Given Data / Assumptions:
Concept / Approach:
If three numbers are in the ratio 1 : 2 : 3, they can be represented as x, 2x, and 3x, where x is a positive real number. The cubes of these numbers are x^3, 8x^3, and 27x^3. Their sum gives an equation in x^3, which can be solved to find x, and hence the smallest number.
Step-by-Step Solution:
Step 1: Let the three numbers be x, 2x, and 3x. Step 2: Their cubes are x^3, (2x)^3 = 8x^3, and (3x)^3 = 27x^3. Step 3: Sum of cubes is given as 4500. Step 4: Form the equation: x^3 + 8x^3 + 27x^3 = 4500. Step 5: Simplify: (1 + 8 + 27)x^3 = 36x^3 = 4500. Step 6: So x^3 = 4500 / 36 = 125. Step 7: Take cube root: x = 5. Step 8: Therefore, the smallest number is x = 5.
Verification / Alternative check:
Compute the actual three numbers: 5, 10, and 15. Now check the cubes: 5^3 = 125, 10^3 = 1000, 15^3 = 3375. Sum of cubes = 125 + 1000 + 3375 = 4500, which matches the given condition exactly.

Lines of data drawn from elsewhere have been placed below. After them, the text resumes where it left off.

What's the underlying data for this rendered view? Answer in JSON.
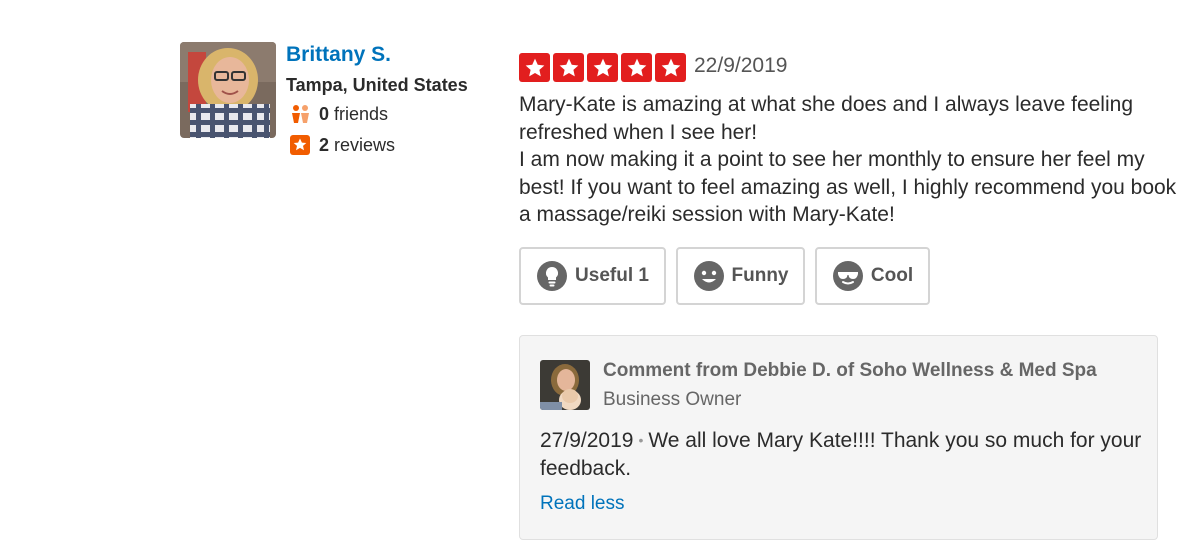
{
  "reviewer": {
    "name": "Brittany S.",
    "location": "Tampa, United States",
    "friends_count": "0",
    "friends_label": "friends",
    "reviews_count": "2",
    "reviews_label": "reviews"
  },
  "review": {
    "rating": 5,
    "max_rating": 5,
    "star_color": "#e21e1e",
    "date": "22/9/2019",
    "paragraphs": [
      "Mary-Kate is amazing at what she does and I always leave feeling refreshed when I see her!",
      "I am now making it a point to see her monthly to ensure her feel my best! If you want to feel amazing as well, I highly recommend you book a massage/reiki session with Mary-Kate!"
    ]
  },
  "votes": {
    "useful_label": "Useful",
    "useful_count": "1",
    "funny_label": "Funny",
    "cool_label": "Cool",
    "icons": [
      "lightbulb-icon",
      "smiley-icon",
      "sunglasses-icon"
    ]
  },
  "owner_comment": {
    "title": "Comment from Debbie D. of Soho Wellness & Med Spa",
    "role": "Business Owner",
    "date": "27/9/2019",
    "text": "We all love Mary Kate!!!! Thank you so much for your feedback.",
    "read_less_label": "Read less"
  },
  "colors": {
    "link": "#0073bb",
    "star_red": "#e21e1e",
    "friends_icon": "#f15c00",
    "reviews_icon": "#f15c00"
  }
}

Why Other Options Are Wrong:
6: If x = 6, the cubes would sum to 36 * 6^3 = 7776, not 4500. 10: This would be the second number, not the smallest. 4: With x = 4, the sum of cubes is 36 * 64 = 2304, which is too small. 8: With x = 8, the sum of cubes is 36 * 512 = 18432, far larger than 4500.
Common Pitfalls:
Some learners mistakenly cube the ratio numbers first and then try to match them directly to 4500 without introducing a common factor x. Others may miscalculate cube values or forget to divide correctly when solving for x^3. Careful algebra and arithmetic avoid these issues.
Final Answer:
The smallest of the three numbers is 5.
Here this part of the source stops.